Morgenimpuls von Schwester Katharina

Alle Menschen sind Kinder Gottes!

Eine Mitschwester berichtet Schwester Katharina von ihrem Praktikum in der Seelsorge für Menschen auf der Straße in Köln. Beeindruckt stellt sie fest, dass die Mitschwester in dieser Zeit viel von sich selbst gegeben hat – aber ihr ebenso viel gegeben wurde.

Obdachloser bittet um Hilfe / © Apiwan Borrikonratchata (shutterstock)
Obdachloser bittet um Hilfe / © Apiwan Borrikonratchata ( shutterstock )

Vor ein paar Tagen hab ich eine Mitschwester von einem Praktikum abgeholt. Sie hatte einen Monat in der Seelsorge für die Menschen auf der Straße in Köln mitgearbeitet und viel erlebt. Eine andere Schwester hat ihren Geburtstag mit den Obdachlosen gefeiert und wir waren auf dem Heimweg. Nachdem es eine ganze Weile ganz still war im Auto, hab ich gefragt, wie es ihr geht. Sie hat geantwortet: "Es geht mir gut, aber im Moment bin ich ganz leer." Wir sind noch eine Weile schweigend gefahren und dann hat sie begonnen zu erzählen von all den Männern und Frauen, denen sie in diesen Wochen zur Seite stehen konnte: den Alkoholkranken und den Junkies, den psychisch und physisch schwer angeschlagenen Menschen und denen, die sich in Wahnideen und Wunschbilder geflüchtet haben, um die Situation, in der sie leben müssen, irgendwie zu ertragen. "Im Moment bin ich ganz leer", hat die Mitschwester gesagt.

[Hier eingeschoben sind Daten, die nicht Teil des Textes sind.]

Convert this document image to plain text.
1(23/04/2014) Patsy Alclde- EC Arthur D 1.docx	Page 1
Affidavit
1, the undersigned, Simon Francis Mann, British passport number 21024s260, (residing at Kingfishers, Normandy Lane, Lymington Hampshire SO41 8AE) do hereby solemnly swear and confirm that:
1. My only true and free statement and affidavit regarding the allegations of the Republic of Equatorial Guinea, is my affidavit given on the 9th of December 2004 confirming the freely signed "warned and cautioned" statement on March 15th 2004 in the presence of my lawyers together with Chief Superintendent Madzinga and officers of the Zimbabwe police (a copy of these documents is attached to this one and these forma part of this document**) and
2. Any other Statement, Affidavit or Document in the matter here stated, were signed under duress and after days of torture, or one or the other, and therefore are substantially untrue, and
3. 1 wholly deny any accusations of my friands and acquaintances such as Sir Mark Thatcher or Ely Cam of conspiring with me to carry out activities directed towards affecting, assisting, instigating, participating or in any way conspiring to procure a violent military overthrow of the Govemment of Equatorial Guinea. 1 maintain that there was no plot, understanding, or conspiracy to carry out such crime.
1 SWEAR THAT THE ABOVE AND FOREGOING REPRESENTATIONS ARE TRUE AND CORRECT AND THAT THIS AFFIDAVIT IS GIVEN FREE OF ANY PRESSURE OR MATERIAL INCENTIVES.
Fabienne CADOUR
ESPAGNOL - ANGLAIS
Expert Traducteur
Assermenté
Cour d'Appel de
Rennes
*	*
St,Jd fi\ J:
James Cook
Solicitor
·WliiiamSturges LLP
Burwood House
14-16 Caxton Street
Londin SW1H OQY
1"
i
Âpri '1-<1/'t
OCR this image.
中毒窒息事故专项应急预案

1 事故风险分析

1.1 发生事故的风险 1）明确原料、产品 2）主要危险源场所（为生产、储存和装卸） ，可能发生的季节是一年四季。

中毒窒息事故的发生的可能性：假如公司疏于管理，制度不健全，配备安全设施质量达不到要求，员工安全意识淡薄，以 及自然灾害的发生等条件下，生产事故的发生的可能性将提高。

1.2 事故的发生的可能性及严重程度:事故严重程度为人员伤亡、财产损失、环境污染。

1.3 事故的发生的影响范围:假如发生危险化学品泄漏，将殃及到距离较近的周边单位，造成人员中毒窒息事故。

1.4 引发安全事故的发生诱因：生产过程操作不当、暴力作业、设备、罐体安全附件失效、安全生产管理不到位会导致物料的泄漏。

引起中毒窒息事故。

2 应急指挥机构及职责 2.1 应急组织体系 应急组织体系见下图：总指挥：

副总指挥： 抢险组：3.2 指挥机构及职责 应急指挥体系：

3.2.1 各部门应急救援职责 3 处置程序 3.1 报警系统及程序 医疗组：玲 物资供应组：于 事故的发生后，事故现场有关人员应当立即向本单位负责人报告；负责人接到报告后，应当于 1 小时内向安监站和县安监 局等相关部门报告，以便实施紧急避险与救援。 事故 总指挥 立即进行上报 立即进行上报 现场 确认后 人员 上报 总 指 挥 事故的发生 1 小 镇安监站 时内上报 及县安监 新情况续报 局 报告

Sie hat in diesen Wochen alles gegeben, was ihr möglich war: ein Lächeln für Verzweifelte, Adressen für Hilfesuchende, eine Plauderei auf dem Bordstein sitzend, Käse und Brot und manchmal auch Kuchen teilend, den Listeneintrag für die Corona-Impfung, den Meinungsaustausch über die Fehltritte der Kirchenleute, das Gespräch über den wohl guten Gott, wenn doch die Welt so böse ist, ein Bibelgespräch mit Menschen, denen sonst im normalen Alltag niemand zuhört, Suppe und Kaffee und ihre ungeteilte Zuwendung.

Sie hat gegeben, was sie konnte, aber sie hat auch viel bekommen, hat sie erzählt: eine ungeschminkte Einschätzung des realen, rauen und harten Alltags einer Großstadt, Einsichten über die Liebe und das Leben von Menschen, die sich nach Liebe und Leben sehnen und eine Art über diesen so fernen und doch nahen Gott zu denken und zu philosophieren, wie es an keiner Universität gelehrt wird. Sie hat Lebensweisheit geschenkt bekommen und eine Art Vorschuss an Vertrauen, weil sie in Habit und Schleier zu denen gehört, die sich kümmern und doch die Menschen nehmen, wie sie sind, als Kinder Gottes, die unter seinem Segen stehen.